童謡を初めて作曲したといわれる人物。
野口雨情、西條八十、
北原白秋ら作詞家とのコンビで
「赤い靴」「七つの子」「青い眼の人形」などの名作を残した。
1885(明治18)年、東京の下谷区御徒町に生まれる。小さい頃から祖父と二人きりの生活を送る(この寂寥感が名世の作風をずっと支配したと指摘されている)。
1908年、東京音楽学校を全学部筆頭の成績で卒業し、その後、同校の器楽部助教授に職に就いた。同期生には山田耕筰が。

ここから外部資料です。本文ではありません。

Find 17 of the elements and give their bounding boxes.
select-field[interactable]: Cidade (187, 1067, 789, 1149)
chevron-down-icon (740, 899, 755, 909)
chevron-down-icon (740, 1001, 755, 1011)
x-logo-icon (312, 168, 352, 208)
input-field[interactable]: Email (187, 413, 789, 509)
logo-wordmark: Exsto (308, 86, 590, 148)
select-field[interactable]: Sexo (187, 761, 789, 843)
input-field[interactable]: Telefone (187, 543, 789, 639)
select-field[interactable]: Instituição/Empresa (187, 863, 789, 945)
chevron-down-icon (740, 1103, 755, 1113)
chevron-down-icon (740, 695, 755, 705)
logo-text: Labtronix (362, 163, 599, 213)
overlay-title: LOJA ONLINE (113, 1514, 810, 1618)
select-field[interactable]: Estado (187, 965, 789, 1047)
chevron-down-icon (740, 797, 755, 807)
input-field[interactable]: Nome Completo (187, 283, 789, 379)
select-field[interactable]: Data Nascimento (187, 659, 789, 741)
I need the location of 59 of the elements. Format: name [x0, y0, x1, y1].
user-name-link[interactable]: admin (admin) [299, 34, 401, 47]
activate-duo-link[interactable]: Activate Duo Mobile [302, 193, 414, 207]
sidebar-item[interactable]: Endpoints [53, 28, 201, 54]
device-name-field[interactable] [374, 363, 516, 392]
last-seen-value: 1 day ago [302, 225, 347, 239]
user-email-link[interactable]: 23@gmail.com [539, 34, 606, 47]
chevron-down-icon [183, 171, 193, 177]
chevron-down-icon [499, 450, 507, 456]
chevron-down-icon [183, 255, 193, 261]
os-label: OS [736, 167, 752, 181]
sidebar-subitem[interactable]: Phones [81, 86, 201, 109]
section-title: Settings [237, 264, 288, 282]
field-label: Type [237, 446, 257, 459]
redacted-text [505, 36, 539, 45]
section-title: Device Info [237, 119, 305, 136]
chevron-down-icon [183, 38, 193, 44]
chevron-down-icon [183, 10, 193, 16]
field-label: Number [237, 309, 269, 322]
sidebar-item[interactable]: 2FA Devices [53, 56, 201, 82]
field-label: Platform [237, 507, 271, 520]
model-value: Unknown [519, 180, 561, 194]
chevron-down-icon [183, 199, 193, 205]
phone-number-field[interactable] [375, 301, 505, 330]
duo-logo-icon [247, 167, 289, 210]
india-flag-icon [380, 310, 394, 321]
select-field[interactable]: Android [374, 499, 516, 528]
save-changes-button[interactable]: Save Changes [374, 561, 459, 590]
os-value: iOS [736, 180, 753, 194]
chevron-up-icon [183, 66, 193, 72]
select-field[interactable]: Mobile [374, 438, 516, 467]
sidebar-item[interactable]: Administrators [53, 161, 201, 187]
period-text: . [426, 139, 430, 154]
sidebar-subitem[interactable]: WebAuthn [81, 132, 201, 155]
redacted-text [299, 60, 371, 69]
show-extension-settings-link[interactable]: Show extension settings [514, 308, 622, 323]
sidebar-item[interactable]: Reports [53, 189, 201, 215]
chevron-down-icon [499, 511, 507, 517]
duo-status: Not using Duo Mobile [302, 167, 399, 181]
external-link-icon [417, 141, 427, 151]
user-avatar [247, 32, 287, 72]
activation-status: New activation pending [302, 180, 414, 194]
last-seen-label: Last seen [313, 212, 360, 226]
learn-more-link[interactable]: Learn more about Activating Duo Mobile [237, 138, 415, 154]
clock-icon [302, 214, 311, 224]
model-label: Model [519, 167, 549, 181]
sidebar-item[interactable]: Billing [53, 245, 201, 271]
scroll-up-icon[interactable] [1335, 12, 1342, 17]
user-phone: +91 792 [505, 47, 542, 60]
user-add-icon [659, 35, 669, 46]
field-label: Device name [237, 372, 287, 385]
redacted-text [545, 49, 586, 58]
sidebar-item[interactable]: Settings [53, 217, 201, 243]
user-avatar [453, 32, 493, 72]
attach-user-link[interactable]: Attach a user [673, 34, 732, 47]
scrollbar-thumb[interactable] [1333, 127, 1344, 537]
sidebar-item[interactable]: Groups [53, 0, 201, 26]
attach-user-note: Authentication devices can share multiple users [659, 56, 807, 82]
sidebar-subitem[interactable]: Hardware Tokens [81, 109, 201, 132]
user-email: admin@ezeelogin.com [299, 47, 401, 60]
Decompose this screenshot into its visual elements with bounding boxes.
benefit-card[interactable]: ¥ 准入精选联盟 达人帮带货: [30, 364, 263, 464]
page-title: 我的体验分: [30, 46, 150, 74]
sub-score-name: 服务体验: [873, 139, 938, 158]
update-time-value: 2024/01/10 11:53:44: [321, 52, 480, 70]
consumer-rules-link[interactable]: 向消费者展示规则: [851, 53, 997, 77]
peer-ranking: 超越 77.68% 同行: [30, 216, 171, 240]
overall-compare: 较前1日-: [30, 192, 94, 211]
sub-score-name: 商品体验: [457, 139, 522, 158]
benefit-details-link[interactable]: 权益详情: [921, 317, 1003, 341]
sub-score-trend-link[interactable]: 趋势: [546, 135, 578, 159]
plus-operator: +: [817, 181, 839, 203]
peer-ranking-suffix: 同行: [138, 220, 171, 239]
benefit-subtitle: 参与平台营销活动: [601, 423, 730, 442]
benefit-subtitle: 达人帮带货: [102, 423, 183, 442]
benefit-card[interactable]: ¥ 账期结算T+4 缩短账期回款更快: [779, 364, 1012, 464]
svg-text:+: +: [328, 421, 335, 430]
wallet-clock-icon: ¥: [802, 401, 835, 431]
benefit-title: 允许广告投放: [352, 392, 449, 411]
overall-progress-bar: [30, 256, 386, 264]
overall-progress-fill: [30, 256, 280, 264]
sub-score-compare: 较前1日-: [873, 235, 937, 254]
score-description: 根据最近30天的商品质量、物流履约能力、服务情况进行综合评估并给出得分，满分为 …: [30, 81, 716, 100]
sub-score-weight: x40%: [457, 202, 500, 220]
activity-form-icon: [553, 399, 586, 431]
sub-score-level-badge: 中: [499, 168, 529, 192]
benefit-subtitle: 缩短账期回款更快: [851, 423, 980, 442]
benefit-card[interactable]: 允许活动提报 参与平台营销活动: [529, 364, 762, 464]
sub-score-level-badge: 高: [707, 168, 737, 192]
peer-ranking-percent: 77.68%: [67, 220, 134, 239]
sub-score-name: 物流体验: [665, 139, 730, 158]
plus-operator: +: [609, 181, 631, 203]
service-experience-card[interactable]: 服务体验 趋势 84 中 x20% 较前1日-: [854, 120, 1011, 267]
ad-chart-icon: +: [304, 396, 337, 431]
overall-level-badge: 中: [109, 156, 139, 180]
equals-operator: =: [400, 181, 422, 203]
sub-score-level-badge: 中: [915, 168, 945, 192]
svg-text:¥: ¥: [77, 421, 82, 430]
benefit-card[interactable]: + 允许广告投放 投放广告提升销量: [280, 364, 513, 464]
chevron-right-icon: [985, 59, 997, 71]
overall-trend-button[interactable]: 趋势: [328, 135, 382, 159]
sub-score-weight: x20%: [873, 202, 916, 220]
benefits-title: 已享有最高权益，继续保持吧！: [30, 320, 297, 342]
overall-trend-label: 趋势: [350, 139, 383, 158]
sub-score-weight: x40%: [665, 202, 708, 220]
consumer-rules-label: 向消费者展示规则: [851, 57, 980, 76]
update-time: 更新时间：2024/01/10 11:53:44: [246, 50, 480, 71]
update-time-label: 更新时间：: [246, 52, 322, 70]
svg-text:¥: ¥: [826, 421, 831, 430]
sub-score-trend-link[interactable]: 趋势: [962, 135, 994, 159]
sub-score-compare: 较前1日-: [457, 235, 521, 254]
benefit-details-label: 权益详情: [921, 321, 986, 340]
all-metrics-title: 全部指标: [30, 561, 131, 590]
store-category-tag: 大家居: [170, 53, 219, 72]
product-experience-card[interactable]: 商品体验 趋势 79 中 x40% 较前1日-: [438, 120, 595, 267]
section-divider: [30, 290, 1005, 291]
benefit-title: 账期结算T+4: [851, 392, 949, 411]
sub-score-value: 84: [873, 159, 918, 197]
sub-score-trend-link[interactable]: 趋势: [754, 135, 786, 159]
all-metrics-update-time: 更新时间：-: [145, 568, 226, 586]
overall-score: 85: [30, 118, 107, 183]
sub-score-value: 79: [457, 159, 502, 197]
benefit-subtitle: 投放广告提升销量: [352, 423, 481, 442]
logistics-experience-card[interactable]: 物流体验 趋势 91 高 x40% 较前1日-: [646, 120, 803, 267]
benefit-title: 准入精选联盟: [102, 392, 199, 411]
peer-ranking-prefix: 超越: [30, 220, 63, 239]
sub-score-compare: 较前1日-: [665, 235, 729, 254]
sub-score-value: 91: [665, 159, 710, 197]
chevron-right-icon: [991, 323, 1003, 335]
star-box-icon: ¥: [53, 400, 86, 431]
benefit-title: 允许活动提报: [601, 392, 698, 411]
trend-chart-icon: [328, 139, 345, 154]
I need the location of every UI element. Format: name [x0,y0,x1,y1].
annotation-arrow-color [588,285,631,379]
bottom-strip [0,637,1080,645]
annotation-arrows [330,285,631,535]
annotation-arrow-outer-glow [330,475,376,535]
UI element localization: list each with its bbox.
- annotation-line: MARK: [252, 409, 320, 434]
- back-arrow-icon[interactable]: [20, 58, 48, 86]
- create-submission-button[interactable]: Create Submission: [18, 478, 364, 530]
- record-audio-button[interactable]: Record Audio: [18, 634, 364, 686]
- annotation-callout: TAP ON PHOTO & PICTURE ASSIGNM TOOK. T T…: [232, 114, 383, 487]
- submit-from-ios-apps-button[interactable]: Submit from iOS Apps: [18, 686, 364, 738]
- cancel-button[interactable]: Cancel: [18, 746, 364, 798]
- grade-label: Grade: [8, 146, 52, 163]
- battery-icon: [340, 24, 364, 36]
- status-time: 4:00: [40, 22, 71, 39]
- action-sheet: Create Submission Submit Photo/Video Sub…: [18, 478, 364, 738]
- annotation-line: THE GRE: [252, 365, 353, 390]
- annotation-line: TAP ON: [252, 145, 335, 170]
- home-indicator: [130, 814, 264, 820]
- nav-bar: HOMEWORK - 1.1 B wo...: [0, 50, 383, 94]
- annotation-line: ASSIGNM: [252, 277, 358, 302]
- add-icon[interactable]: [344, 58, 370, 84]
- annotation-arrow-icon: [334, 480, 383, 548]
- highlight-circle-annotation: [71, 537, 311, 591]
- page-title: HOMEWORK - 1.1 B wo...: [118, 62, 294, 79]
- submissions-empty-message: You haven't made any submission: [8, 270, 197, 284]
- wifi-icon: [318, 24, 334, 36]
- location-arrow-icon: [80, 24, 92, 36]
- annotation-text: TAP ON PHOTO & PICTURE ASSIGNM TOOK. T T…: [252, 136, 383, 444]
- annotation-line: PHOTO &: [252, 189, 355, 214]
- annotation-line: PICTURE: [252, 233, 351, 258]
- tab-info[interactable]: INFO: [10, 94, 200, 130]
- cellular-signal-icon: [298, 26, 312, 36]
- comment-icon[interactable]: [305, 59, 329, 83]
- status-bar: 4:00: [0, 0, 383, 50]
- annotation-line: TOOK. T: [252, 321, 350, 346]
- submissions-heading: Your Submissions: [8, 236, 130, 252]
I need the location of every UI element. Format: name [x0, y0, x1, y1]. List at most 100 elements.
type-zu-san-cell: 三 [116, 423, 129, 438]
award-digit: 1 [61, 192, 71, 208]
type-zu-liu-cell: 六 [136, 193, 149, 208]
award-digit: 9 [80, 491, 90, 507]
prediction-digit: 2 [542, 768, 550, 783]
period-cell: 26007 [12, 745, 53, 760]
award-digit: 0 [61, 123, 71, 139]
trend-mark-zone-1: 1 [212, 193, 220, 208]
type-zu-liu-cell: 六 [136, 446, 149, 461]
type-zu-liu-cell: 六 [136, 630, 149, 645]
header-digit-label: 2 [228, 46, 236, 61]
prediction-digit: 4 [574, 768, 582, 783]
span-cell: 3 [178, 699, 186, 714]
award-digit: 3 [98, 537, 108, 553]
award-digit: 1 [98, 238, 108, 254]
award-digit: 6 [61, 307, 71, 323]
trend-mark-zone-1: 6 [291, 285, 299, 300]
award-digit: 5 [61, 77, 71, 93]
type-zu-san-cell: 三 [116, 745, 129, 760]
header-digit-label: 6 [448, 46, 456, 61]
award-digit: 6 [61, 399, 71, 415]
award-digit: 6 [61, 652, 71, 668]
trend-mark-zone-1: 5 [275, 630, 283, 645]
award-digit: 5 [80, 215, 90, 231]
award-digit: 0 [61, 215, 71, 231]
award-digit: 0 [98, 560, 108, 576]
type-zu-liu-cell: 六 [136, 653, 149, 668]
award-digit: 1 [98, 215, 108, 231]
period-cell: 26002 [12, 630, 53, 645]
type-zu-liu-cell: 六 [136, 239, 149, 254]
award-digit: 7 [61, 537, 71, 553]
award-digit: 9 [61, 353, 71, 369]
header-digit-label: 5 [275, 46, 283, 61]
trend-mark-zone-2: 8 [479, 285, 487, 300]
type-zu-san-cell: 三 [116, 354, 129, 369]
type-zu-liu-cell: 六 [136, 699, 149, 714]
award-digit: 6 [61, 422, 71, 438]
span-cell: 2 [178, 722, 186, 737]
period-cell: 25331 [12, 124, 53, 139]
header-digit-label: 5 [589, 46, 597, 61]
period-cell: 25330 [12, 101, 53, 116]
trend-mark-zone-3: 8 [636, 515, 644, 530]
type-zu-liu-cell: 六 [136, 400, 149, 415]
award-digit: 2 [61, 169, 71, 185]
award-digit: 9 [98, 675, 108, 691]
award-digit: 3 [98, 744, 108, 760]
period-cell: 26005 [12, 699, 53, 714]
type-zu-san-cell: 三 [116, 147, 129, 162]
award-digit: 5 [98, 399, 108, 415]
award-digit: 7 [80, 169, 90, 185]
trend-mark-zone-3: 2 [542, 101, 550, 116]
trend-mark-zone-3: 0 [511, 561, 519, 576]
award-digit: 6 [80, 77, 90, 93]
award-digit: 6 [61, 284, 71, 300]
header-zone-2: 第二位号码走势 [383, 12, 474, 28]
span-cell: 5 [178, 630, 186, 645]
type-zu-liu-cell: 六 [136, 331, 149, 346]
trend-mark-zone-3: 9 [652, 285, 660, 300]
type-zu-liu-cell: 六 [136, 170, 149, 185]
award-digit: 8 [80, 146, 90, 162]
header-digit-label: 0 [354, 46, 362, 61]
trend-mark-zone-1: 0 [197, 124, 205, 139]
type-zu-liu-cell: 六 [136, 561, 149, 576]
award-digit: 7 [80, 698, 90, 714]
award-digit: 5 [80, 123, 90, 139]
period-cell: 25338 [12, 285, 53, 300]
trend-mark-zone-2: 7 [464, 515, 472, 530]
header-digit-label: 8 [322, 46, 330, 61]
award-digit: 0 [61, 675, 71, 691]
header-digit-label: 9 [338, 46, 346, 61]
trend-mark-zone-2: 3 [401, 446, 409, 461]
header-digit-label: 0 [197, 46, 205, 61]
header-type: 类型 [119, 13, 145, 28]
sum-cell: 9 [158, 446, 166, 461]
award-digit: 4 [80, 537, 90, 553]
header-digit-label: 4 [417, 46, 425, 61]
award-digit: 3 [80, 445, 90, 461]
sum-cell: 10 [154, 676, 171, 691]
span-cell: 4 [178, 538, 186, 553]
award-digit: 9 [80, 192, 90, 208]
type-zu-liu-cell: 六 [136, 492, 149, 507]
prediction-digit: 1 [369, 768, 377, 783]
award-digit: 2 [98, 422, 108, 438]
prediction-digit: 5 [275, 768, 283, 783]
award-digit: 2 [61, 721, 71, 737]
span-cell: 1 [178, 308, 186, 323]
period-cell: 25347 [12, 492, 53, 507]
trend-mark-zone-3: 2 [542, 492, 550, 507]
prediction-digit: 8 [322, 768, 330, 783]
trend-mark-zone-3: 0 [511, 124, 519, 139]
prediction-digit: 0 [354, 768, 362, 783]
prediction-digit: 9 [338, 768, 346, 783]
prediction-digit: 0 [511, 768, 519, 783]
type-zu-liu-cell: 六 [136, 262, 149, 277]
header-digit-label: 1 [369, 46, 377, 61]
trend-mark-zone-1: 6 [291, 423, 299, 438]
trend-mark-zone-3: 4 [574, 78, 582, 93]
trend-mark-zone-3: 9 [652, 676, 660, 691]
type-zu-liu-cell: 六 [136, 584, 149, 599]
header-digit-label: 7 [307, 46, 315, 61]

1920(大正9)年 に新日本音楽大演奏会で発表した
「十五夜お月さん」が大きな反響を呼び、人気童謡作家として知られるようになる。翌21年、「とんぼ社」(都築益世らが主宰)に
中山晋平、
弘田龍太郎とともに顧問に加わる。同じく西條が創刊した『かなりや』にも
野口雨情や山田耕筰らと作品を提供した。
当時の作品には「お山の大将」
「七つの子」「でんでん虫」
「青い眼の人形」「赤い靴」などがある。
娘たちをボーカリストとして積極的に全国を巡演し、童謡を広めたことでも知られ、敗戦直後に肺炎で亡くなるまで、オペラ、合唱曲をふくめ約780の作品を残した。